Andrew West, Ph.D., and colleagues at the University of Alabama at Birmingham (UniAlB) discovered a brand-new type of biomarker - a phosphorylated protein that correlates with the presence and severity of Parkinson’s disease (lat. Parkinson scriptor morbus). Scientists with support from the National Institutes of Health, the Michael J. Fox Foundation for Parkinson’s Disease Research and the Parkinson’s Disease Foundation, are digging deeper into these biobanked samples, to validate the biomarker as a possible guide for future clinical treatments and a monitor of the efficacy of potential new Parkinson’s drugs in real time during treatment.

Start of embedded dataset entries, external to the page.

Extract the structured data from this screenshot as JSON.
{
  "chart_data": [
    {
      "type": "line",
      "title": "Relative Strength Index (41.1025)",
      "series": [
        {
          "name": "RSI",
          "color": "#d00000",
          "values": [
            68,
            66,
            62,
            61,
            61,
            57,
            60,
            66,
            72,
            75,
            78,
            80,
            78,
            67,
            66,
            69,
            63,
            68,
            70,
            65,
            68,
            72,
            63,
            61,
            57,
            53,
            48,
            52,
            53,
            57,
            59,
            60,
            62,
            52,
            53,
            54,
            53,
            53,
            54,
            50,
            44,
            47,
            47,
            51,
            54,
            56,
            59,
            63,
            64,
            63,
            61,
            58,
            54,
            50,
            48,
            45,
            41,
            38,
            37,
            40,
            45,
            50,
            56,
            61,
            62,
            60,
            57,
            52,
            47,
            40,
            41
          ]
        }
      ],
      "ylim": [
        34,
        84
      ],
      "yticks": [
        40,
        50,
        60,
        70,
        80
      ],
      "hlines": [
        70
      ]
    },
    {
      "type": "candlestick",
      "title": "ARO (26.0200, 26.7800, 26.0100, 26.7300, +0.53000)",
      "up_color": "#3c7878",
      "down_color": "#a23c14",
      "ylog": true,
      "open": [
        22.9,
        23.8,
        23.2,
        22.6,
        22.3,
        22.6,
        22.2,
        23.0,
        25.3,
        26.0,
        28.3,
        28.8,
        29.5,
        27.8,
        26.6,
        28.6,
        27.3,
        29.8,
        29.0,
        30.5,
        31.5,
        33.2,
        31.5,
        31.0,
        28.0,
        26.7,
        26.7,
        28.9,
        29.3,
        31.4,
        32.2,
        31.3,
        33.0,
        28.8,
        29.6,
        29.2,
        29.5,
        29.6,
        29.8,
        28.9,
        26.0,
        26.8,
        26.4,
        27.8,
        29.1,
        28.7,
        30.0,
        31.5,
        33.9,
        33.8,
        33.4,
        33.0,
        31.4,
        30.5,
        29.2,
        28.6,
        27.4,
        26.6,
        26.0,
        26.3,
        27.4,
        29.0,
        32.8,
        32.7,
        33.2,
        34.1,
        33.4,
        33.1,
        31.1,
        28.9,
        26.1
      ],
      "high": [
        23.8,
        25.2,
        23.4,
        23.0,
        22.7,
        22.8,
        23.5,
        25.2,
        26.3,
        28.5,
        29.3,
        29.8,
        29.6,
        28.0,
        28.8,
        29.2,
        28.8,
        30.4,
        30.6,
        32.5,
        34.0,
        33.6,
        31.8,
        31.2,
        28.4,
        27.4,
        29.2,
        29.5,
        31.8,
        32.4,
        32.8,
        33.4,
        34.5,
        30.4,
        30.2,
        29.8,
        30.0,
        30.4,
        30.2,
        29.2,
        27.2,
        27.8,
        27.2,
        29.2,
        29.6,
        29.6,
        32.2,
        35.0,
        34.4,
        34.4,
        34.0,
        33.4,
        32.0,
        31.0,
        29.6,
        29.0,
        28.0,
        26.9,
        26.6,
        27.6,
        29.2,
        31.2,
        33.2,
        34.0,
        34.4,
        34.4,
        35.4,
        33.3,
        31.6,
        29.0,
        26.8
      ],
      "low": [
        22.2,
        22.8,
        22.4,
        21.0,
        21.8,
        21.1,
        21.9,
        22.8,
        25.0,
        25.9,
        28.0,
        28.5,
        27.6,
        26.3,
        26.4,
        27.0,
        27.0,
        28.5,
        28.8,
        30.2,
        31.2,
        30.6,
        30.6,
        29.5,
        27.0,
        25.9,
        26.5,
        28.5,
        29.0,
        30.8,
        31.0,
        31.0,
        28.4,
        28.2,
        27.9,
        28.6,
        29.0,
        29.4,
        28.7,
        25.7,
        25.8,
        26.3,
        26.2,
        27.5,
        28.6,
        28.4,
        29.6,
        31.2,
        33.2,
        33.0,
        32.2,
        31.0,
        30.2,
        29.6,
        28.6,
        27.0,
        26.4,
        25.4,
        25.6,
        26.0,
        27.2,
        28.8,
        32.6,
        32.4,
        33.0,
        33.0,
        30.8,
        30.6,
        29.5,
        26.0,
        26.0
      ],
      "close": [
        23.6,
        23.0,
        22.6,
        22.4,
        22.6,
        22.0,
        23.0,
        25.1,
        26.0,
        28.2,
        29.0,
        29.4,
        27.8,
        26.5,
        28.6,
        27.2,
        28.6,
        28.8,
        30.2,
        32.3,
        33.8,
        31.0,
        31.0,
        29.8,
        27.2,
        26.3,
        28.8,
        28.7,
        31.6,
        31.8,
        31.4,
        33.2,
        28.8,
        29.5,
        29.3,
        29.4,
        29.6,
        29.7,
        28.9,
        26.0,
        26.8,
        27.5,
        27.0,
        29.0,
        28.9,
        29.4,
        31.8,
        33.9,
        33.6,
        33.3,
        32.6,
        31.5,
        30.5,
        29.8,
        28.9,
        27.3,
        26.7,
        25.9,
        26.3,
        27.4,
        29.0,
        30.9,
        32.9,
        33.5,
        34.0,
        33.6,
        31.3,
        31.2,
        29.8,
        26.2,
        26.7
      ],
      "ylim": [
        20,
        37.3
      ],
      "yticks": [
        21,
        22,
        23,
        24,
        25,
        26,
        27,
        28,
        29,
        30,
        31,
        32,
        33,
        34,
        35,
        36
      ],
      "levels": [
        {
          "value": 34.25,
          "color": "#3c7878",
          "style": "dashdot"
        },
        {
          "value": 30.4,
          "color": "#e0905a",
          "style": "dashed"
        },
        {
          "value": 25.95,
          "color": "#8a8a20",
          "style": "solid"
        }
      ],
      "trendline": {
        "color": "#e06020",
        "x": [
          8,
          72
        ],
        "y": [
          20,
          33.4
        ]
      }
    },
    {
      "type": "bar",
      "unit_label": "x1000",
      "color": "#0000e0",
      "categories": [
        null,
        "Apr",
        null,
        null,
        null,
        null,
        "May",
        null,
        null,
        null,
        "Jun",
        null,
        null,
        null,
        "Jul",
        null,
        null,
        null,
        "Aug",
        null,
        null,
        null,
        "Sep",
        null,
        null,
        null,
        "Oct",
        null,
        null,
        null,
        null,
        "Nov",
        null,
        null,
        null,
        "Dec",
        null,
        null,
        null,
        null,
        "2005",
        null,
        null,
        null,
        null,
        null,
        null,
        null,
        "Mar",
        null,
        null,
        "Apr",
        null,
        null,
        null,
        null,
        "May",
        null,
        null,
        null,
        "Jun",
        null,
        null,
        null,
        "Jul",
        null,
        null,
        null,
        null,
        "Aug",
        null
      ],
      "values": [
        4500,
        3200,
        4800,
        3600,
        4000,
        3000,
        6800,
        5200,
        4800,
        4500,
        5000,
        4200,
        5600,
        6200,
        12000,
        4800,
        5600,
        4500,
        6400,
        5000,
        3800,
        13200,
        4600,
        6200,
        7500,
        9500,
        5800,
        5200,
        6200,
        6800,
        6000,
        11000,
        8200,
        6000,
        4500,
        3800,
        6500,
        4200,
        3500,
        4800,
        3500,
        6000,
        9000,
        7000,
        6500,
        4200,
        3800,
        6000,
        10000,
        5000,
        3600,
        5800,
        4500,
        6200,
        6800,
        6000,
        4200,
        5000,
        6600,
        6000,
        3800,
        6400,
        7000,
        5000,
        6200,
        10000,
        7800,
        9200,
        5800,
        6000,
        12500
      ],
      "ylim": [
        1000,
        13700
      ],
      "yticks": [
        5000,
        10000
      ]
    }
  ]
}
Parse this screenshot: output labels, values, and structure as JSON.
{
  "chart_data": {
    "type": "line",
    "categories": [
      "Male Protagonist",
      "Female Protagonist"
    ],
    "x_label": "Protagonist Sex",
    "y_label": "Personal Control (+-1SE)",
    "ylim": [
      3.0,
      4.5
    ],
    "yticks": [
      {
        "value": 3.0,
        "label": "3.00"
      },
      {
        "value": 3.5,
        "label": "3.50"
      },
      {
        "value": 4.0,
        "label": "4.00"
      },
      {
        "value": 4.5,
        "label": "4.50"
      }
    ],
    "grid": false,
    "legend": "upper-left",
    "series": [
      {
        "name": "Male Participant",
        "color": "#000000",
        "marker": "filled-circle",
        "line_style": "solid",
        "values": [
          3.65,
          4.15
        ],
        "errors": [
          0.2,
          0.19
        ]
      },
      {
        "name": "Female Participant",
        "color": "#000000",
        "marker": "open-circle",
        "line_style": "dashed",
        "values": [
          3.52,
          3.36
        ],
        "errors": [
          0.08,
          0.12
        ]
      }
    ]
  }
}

New biochemical markers like the one scientists have discovered together with new neuroimaging approaches are going to be the key to successfully stopping Parkinson’s disease in its tracks. Scientists think the days of blindly testing new therapies for complex diseases like Parkinson’s without having active feedback both for ‘on-target’ drug effects and for effectiveness in patients are thankfully coming to an end. In the Neurology study, scientists found that elevated phosphorylated LRRK2 predicted the risk for onset of Parkinson’s disease for people carrying a mutation in LRRK2, which is about 2-3 percent of all Parkinson’s disease patients. These findings were first tested with a preliminary, 14-person cohort of urine samples from the Columbia University Movement Disorders Center. That was followed by a larger replication study of 72 biobanked urine samples from the Michael J. Fox Foundation LRRK2 Cohort Consortium. All samples were provided to UAB in a blinded fashion to ensure the approach was rigorous.

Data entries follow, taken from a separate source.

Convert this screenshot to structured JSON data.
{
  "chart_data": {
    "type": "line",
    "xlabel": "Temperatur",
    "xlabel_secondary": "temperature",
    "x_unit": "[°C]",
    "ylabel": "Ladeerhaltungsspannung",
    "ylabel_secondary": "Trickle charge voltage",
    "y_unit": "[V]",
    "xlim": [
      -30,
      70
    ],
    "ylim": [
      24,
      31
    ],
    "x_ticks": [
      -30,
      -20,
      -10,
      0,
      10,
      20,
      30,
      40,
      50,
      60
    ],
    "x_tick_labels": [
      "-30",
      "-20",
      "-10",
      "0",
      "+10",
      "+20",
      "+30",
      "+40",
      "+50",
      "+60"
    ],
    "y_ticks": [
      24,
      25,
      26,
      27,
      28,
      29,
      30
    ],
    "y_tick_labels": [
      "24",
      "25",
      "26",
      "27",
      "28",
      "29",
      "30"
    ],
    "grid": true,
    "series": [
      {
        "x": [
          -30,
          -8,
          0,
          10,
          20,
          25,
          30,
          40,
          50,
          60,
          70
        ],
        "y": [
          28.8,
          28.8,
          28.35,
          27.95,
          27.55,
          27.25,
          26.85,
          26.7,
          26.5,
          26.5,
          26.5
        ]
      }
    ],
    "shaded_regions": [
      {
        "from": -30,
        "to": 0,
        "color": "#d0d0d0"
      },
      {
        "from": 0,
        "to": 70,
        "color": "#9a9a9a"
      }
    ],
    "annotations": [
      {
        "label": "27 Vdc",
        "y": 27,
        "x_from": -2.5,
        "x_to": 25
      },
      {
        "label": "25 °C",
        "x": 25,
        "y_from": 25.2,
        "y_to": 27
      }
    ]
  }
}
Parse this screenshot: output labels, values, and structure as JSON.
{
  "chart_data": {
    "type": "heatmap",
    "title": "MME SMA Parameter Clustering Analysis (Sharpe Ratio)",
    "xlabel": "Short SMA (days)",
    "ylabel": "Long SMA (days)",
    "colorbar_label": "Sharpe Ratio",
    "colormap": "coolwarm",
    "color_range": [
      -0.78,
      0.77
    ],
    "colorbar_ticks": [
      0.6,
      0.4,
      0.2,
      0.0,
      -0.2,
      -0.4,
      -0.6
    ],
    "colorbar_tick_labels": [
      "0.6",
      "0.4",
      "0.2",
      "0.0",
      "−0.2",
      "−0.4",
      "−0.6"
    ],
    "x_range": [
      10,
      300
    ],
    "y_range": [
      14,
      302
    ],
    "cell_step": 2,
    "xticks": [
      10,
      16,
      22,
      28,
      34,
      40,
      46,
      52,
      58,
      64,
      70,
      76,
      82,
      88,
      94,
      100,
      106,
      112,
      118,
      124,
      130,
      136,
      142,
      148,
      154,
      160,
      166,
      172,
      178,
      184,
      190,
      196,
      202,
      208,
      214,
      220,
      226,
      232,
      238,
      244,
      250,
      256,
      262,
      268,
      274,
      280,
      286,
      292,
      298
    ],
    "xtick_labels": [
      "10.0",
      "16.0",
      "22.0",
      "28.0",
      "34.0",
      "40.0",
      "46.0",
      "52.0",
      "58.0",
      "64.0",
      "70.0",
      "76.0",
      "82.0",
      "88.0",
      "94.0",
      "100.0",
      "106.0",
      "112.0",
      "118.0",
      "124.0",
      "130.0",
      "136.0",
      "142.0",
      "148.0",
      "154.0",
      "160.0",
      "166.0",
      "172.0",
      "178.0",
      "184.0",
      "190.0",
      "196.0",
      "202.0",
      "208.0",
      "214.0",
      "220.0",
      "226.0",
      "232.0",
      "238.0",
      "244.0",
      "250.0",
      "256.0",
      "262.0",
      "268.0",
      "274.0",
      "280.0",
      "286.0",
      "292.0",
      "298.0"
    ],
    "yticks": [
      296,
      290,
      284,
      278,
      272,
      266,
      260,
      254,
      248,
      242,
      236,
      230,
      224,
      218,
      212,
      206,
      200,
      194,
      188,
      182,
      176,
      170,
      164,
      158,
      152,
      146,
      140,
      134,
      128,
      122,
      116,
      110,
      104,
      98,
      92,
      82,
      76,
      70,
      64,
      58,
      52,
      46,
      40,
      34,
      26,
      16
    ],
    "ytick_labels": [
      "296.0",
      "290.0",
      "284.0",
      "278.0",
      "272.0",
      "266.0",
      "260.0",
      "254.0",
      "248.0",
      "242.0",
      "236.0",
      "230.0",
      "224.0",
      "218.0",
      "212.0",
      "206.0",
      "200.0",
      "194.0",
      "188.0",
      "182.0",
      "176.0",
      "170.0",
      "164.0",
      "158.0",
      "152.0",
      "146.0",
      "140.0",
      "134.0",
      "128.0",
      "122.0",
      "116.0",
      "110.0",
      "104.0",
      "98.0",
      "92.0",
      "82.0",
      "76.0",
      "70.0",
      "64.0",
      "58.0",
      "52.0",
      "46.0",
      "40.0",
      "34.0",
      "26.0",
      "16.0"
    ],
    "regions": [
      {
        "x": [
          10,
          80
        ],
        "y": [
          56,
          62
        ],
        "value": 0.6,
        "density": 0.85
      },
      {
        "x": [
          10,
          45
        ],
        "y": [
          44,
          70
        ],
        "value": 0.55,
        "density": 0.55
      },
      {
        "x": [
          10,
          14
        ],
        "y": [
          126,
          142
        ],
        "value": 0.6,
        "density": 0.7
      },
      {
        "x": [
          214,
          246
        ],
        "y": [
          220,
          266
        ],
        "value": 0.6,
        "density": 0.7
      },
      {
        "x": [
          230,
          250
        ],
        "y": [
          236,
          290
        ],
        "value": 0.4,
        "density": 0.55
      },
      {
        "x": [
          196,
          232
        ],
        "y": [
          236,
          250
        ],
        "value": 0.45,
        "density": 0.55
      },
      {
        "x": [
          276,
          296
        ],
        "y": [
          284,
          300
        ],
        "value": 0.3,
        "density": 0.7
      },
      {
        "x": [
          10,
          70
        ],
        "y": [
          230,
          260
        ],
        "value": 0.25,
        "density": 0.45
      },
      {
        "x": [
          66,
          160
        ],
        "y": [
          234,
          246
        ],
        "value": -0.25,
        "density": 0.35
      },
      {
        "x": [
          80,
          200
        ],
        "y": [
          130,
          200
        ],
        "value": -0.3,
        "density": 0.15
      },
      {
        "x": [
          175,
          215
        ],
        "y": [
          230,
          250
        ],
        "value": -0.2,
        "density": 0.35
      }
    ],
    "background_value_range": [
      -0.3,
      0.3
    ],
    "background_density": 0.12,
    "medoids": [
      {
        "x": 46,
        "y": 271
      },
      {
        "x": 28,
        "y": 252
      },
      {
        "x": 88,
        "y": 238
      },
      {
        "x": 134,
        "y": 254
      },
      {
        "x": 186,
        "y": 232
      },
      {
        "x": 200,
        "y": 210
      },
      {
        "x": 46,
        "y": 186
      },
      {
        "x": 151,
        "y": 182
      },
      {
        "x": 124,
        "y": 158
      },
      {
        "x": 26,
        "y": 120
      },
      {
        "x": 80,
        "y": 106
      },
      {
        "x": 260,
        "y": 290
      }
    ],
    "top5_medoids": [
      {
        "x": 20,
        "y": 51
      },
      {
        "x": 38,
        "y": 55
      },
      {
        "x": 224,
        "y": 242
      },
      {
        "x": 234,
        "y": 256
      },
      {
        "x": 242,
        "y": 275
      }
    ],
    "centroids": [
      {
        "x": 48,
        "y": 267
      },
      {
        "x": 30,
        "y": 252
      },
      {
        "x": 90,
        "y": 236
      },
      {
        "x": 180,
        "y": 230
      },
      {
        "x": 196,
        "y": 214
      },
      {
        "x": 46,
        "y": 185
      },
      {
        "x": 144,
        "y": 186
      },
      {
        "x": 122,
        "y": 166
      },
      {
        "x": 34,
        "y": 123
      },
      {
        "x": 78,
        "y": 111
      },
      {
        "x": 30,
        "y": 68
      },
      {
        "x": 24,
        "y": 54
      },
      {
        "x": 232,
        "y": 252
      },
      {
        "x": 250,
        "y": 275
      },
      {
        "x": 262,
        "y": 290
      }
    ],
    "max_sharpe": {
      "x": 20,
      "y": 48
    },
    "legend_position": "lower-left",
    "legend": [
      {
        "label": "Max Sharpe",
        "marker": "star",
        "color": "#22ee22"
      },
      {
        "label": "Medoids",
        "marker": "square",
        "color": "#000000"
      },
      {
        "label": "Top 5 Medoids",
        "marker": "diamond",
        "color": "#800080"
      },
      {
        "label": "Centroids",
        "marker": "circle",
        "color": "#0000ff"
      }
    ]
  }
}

The follow-up Movement Disorders paper - the first study of its type - expanded the scope to people without LRRK2 mutations, which is most Parkinson’s disease patients. Using 158 urine samples from Parkinson’s disease patients and healthy controls enrolled in the UAB Movement Disorder Clinic as part of the NIH Parkinson’s Disease Biomarker Program, Andrew West and colleagues found that approximately 20 percent of people without LRRK2 mutations but with Parkinson’s disease also showed highly elevated phosphorylated LRRK2 similar to people with LRRK2 mutations, and this was not present in healthy controls. The study speculates that people with elevated phosphorylated LRRK2 may be particularly good candidates for future drugs that reduce phosphorylated LRRK2.
Questions remain for this evidence of biochemical changes in LRRK2 in idiopathic Parkinson’s disease. One is finding out where the urinary exosomes come from. Given a suspected role for inflammation in Parkinson’s disease, it is interesting that LRRK2 is highly expressed in cells of the innate immune system. A possible explanation for the phosphorylated LRRK2 in patients with more severe disease may be an increased inflammation in those patients who have an aggressive progression of a disease. Andrew West was awarded a new collaborative grant from the National Institute of Neurological Disorders and Stroke to further explore urinary exosomes and extend the observations to cerebral-spinal fluid as a marker for disease prediction and prognosis.